Ice skating in Chicago's Millennium Park

Millennium Park

Ice skating in the shadow of Cloud Gate is one of the most popular winter activities in Chicago. More than 100,000 people flock to the Millennium Park patch of ice each season to twirl against a backdrop of beautiful skyscrapers, the beloved City of Chicago Christmas tree, and, of course, the city's most iconic landmark: "The Bean." The skating season generally kicks off in time for Thanksgiving and runs through March. Exact opening and closing dates fluctuate based on weather, so check the conditions on the Millennium Park website before planning a trip. 

Ice skating at the McCormick Tribune Ice Rink will not be offered as part of Millennium Park's 2020-2021 holiday attractions. The space will still feature a 50-foot Christmas tree, but the rink will remain closed for the season.

Opening Times and Admission

The ice rink at Millennium Park typically opens in November, ahead of Turkey Day celebrations, and doesn't close until spring. It's free to enter—just pick up a wristband at the rink—and open from noon to 8 p.m. Monday through Thursday, noon to 10 p.m. on Fridays, and 10 a.m. to 9 p.m. on Saturdays and Sundays. Opening times are weather dependent.

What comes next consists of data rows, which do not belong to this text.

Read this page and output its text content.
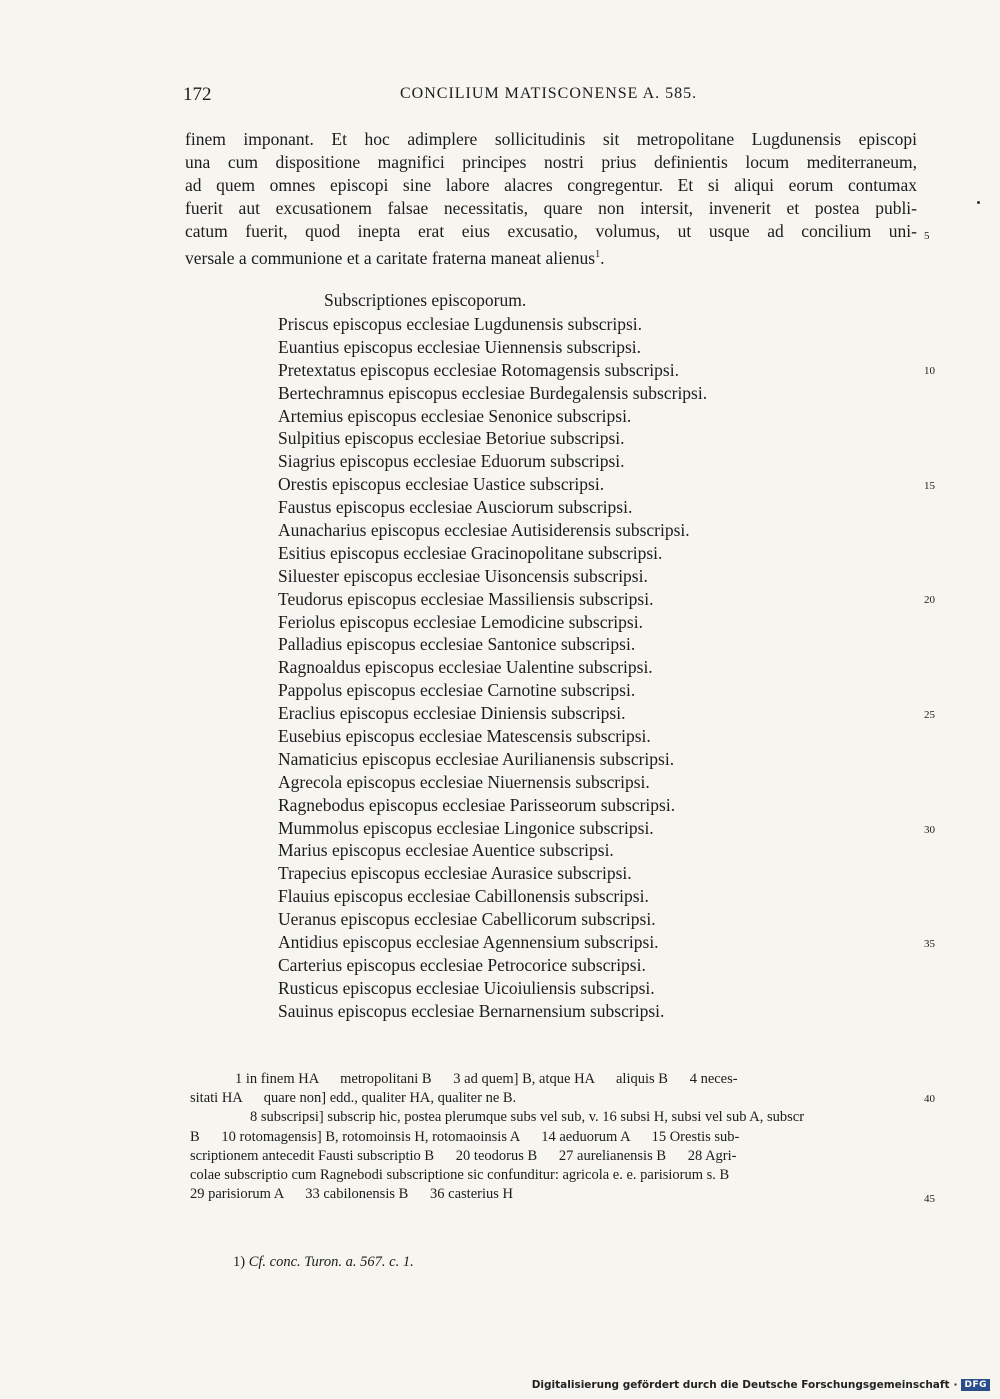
172	CONCILIUM MATISCONENSE A. 585.
finem imponant. Et hoc adimplere sollicitudinis sit metropolitane Lugdunensis episcopi
una cum dispositione magnifici principes nostri prius definientis locum mediterraneum,
ad quem omnes episcopi sine labore alacres congregentur. Et si aliqui eorum contumax
fuerit aut excusationem falsae necessitatis, quare non intersit, invenerit et postea publi-
catum fuerit, quod inepta erat eius excusatio, volumus, ut usque ad concilium uni-
versale a communione et a caritate fraterna maneat alienus$^1$.
Subscriptiones episcoporum.
Priscus episcopus ecclesiae Lugdunensis subscripsi.
Euantius episcopus ecclesiae Uiennensis subscripsi.
Pretextatus episcopus ecclesiae Rotomagensis subscripsi.
Bertechramnus episcopus ecclesiae Burdegalensis subscripsi.
Artemius episcopus ecclesiae Senonice subscripsi.
Sulpitius episcopus ecclesiae Betoriue subscripsi.
Siagrius episcopus ecclesiae Eduorum subscripsi.
Orestis episcopus ecclesiae Uastice subscripsi.
Faustus episcopus ecclesiae Ausciorum subscripsi.
Aunacharius episcopus ecclesiae Autisiderensis subscripsi.
Esitius episcopus ecclesiae Gracinopolitane subscripsi.
Siluester episcopus ecclesiae Uisoncensis subscripsi.
Teudorus episcopus ecclesiae Massiliensis subscripsi.
Feriolus episcopus ecclesiae Lemodicine subscripsi.
Palladius episcopus ecclesiae Santonice subscripsi.
Ragnoaldus episcopus ecclesiae Ualentine subscripsi.
Pappolus episcopus ecclesiae Carnotine subscripsi.
Eraclius episcopus ecclesiae Diniensis subscripsi.
Eusebius episcopus ecclesiae Matescensis subscripsi.
Namaticius episcopus ecclesiae Aurilianensis subscripsi.
Agrecola episcopus ecclesiae Niuernensis subscripsi.
Ragnebodus episcopus ecclesiae Parisseorum subscripsi.
Mummolus episcopus ecclesiae Lingonice subscripsi.
Marius episcopus ecclesiae Auentice subscripsi.
Trapecius episcopus ecclesiae Aurasice subscripsi.
Flauius episcopus ecclesiae Cabillonensis subscripsi.
Ueranus episcopus ecclesiae Cabellicorum subscripsi.
Antidius episcopus ecclesiae Agennensium subscripsi.
Carterius episcopus ecclesiae Petrocorice subscripsi.
Rusticus episcopus ecclesiae Uicoiuliensis subscripsi.
Sauinus episcopus ecclesiae Bernarnensium subscripsi.
5
10
15
20
25
30
35
40
45
1 in finem HA      metropolitani B      3 ad quem] B, atque HA      aliquis B      4 neces-
sitati HA      quare non] edd., qualiter HA, qualiter ne B.
8 subscripsi] subscrip hic, postea plerumque subs vel sub, v. 16 subsi H, subsi vel sub A, subscr
B      10 rotomagensis] B, rotomoinsis H, rotomaoinsis A      14 aeduorum A      15 Orestis sub-
scriptionem antecedit Fausti subscriptio B      20 teodorus B      27 aurelianensis B      28 Agri-
colae subscriptio cum Ragnebodi subscriptione sic confunditur: agricola e. e. parisiorum s. B
29 parisiorum A      33 cabilonensis B      36 casterius H
1) Cf. conc. Turon. a. 567. c. 1.
Digitalisierung gefördert durch die Deutsche Forschungsgemeinschaft · DFG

You can bring your own skates or rent a pair for $13 Monday through Thursday or $15 Friday through Sunday and on holidays. Skate aides and blade sharpening are also available for an extra fee.

Special Events

Free ice skating lessons are offered by the Department of Cultural Affairs and Special Events every weekend, as well as during Chicago Public Schools winter break and on select public holidays. Additionally, the Millennium Park Foundation puts on regular DJ Nights—again, all free—from 6 to 8 p.m. on the first and third Thursday of every month.

Nearby Places to Dine and Drink

The Millennium Park McCormick Tribune Ice Rink keeps hot cocoa and other wintry treats on tap, but for something a little more filling, it's worth checking out the area's thriving culinary scene.

  • Acanto: This carb-loving eatery specializes in southern Italian flavors. Think: hand-crafted pastas, stone-oven pizzas, and artisanal ingredients. It's adjacent to The Gage, directly across the street from Millennium Park, and less than a block away from the Art Institute of Chicago.
  • Chicago Athletic Association Hotel: Perhaps the biggest draw of this hotel, overlooking Millennium Park, is its dining and drinking establishments. Cindy’s is a rooftop restaurant and bar reminiscent of a Great Lakes beach house; The Milk Room is an eight-seat micro-bar offering pastries and coffee during the day and high-concept cocktails by night; The Game Room houses two bocce courts, pool tables, table games, around 300 seats, couches, a 15-seat bar, and bottled Manhattans; and The Cherry Circle Room whips up gourmet cocktails all day long.
  • The Gage: As much an after-work watering hole as it is a serious dining destination, The Gage cranks out chef-driven, Irish-influenced American fare.
  • Lockwood: The modern restaurant tucked inside the iconic Palmer House Hilton centers around a farm-to-table concept.
  • Forum 55: Open for breakfast and lunch only, this food hall has much to offer in its fast-casual stalls. Order sushi, tacos, noodles, or a big salad and then head to Millennium Park.